Hand-arm vibration injury is a well-known occupational disorder that affects many workers globally. The diagnosis is based mainly on quantitative psychophysical tests and medical history. Typical manifestations of hand-arm vibration injury entail episodes of finger blanching, Raynaud's phenomenon (RP) and sensorineural symptoms from affected nerve fibres and mechanoreceptors in the skin. Differences in serum levels of 17 different biomarkers between 92 patients with hand-arm vibration injury and 51 controls were analysed. Patients with hand-arm vibration injury entailing RP and sensorineural manifestations showed elevated levels of biomarkers associated with endothelial injury or dysfunction, inflammation, vaso- or neuroprotective compensatory, or apoptotic mechanisms: intercellular adhesion molecule-1 (ICAM-1), monocyte chemoattractant protein-1 (MCP-1); thrombomodulin (TM), heat shock protein 27 (HSP27); von Willebrand factor, calcitonin gene-related peptide (CGRP) and caspase-3. This study adds important knowledge on pathophysiological mechanisms that can contribute to the implementation of a more objective method for diagnosis of hand-arm vibration injury.

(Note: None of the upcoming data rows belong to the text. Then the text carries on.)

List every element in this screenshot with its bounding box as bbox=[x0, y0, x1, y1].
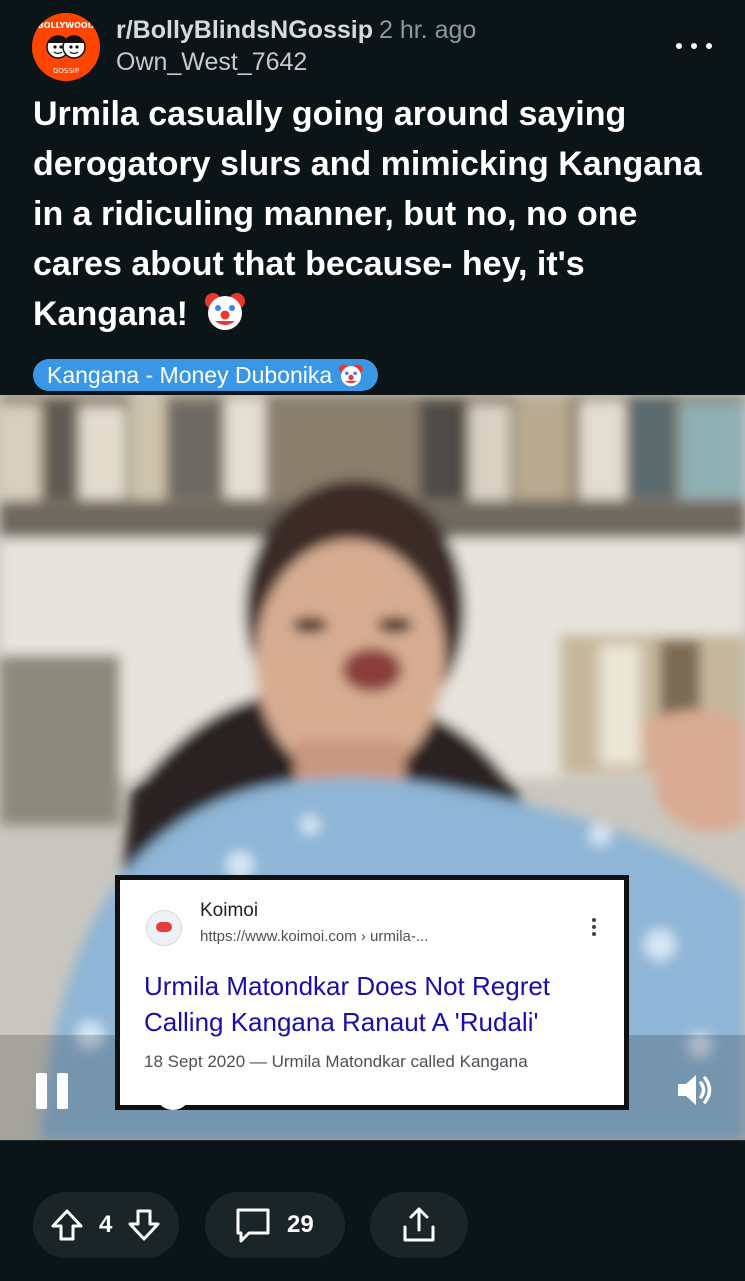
avatar-logo-text-bottom: GOSSIP bbox=[53, 67, 79, 75]
volume-icon[interactable] bbox=[674, 1069, 716, 1111]
post-actions-bar: 4 29 bbox=[0, 1140, 745, 1281]
duration: 0:26 bbox=[401, 1076, 456, 1106]
pause-bar bbox=[57, 1073, 68, 1109]
video-timecode: 0:08 / 0:26 bbox=[325, 1073, 456, 1109]
site-favicon-icon bbox=[146, 910, 182, 946]
post-title[interactable]: Urmila casually going around saying dero… bbox=[33, 89, 723, 339]
pause-icon[interactable] bbox=[34, 1073, 70, 1109]
comments-button[interactable]: 29 bbox=[205, 1192, 345, 1258]
more-options-icon bbox=[592, 918, 596, 936]
more-dot bbox=[592, 918, 596, 922]
post-author[interactable]: Own_West_7642 bbox=[116, 46, 307, 78]
subreddit-name[interactable]: r/BollyBlindsNGossip bbox=[116, 16, 373, 44]
current-time: 0:08 bbox=[325, 1076, 380, 1106]
seek-handle[interactable] bbox=[155, 1074, 191, 1110]
more-dot bbox=[706, 43, 712, 49]
flair-label: Kangana - Money Dubonika bbox=[47, 362, 333, 388]
comment-count: 29 bbox=[287, 1211, 314, 1238]
result-site-name: Koimoi bbox=[200, 900, 259, 921]
post-flair[interactable]: Kangana - Money Dubonika bbox=[33, 359, 379, 391]
share-icon bbox=[403, 1207, 435, 1242]
comment-bubble-icon bbox=[236, 1208, 270, 1243]
bollywood-gossip-logo: BOLLYWOOD GOSSIP bbox=[32, 13, 100, 81]
more-options-icon[interactable] bbox=[672, 26, 716, 66]
upvote-arrow-icon[interactable] bbox=[49, 1207, 85, 1243]
more-dot bbox=[691, 43, 697, 49]
result-headline: Urmila Matondkar Does Not Regret Calling… bbox=[144, 968, 614, 1040]
video-player[interactable]: Koimoi https://www.koimoi.com › urmila-.… bbox=[0, 395, 745, 1140]
result-headline-line: Calling Kangana Ranaut A 'Rudali' bbox=[144, 1007, 539, 1037]
post-header: BOLLYWOOD GOSSIP r/BollyBlindsNGossip 2 h… bbox=[0, 0, 745, 90]
video-controls: 0:08 / 0:26 CC bbox=[0, 1055, 745, 1140]
post-time: 2 hr. ago bbox=[378, 16, 477, 44]
downvote-arrow-icon[interactable] bbox=[126, 1207, 162, 1243]
share-button[interactable] bbox=[370, 1192, 468, 1258]
vote-control: 4 bbox=[33, 1192, 179, 1258]
subreddit-avatar[interactable]: BOLLYWOOD GOSSIP bbox=[32, 13, 100, 81]
closed-captions-icon[interactable]: CC bbox=[500, 1076, 536, 1104]
pause-bar bbox=[36, 1073, 47, 1109]
fullscreen-icon[interactable] bbox=[588, 1071, 624, 1107]
clown-emoji-icon bbox=[205, 293, 246, 330]
vote-count: 4 bbox=[99, 1211, 113, 1238]
result-headline-line: Urmila Matondkar Does Not Regret bbox=[144, 971, 551, 1001]
more-dot bbox=[676, 43, 682, 49]
avatar-logo-text-top: BOLLYWOOD bbox=[38, 21, 95, 30]
clown-emoji-icon bbox=[339, 364, 363, 387]
time-separator: / bbox=[379, 1076, 402, 1106]
post-title-text: Urmila casually going around saying dero… bbox=[33, 95, 702, 333]
more-dot bbox=[592, 932, 596, 936]
post-meta: r/BollyBlindsNGossip 2 hr. ago bbox=[116, 14, 476, 46]
result-url: https://www.koimoi.com › urmila-... bbox=[200, 928, 429, 945]
more-dot bbox=[592, 925, 596, 929]
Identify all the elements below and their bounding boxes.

Effects on blood parameters from hand-arm vibrations exposure

Vibration exposure from handheld tools can affect the hands with neurological symptoms and vibration-induced Raynaud's phenomenon (VRP). The underlying pathophysiological mechanisms are not fully known, however, changes in the composition of blood parameters may contribute to VRP with an increase in blood viscosity and inflammatory response. The aim of this study was to examine the effect on blood parameters in capillary blood from fingers that had been exposed to a vibrating hand-held tool. This study involved nine healthy participants who had been exposed to vibration and an unexposed control group of six participants. Capillary blood samples were collected before and after vibration exposure for the exposed group, and repeated samples also from the control group. The exposed groups were exposed to vibration for a 15-min period or until they reached a 5.0 m/s² vibration dose. Analysis of blood status and differential counting of leucocytes was performed on the capillary blood samples. The results of the blood samples showed an increase in mean value for erythrocyte volume fraction (EVF), hemoglobin, red blood cell count, white blood cell count and neutrophils, as well as a decrease of mean cell volume, mean cell hemoglobin, and mean cell hemoglobin concentration. The increase of EVF and neutrophils was statistically significant for samples taken from the index finger but not the little finger. Even though the study was small it showed that an acute vibration exposure to the hands might increase EVF and neutrophilic granulocytes levels in the capillary blood taken from index fingers.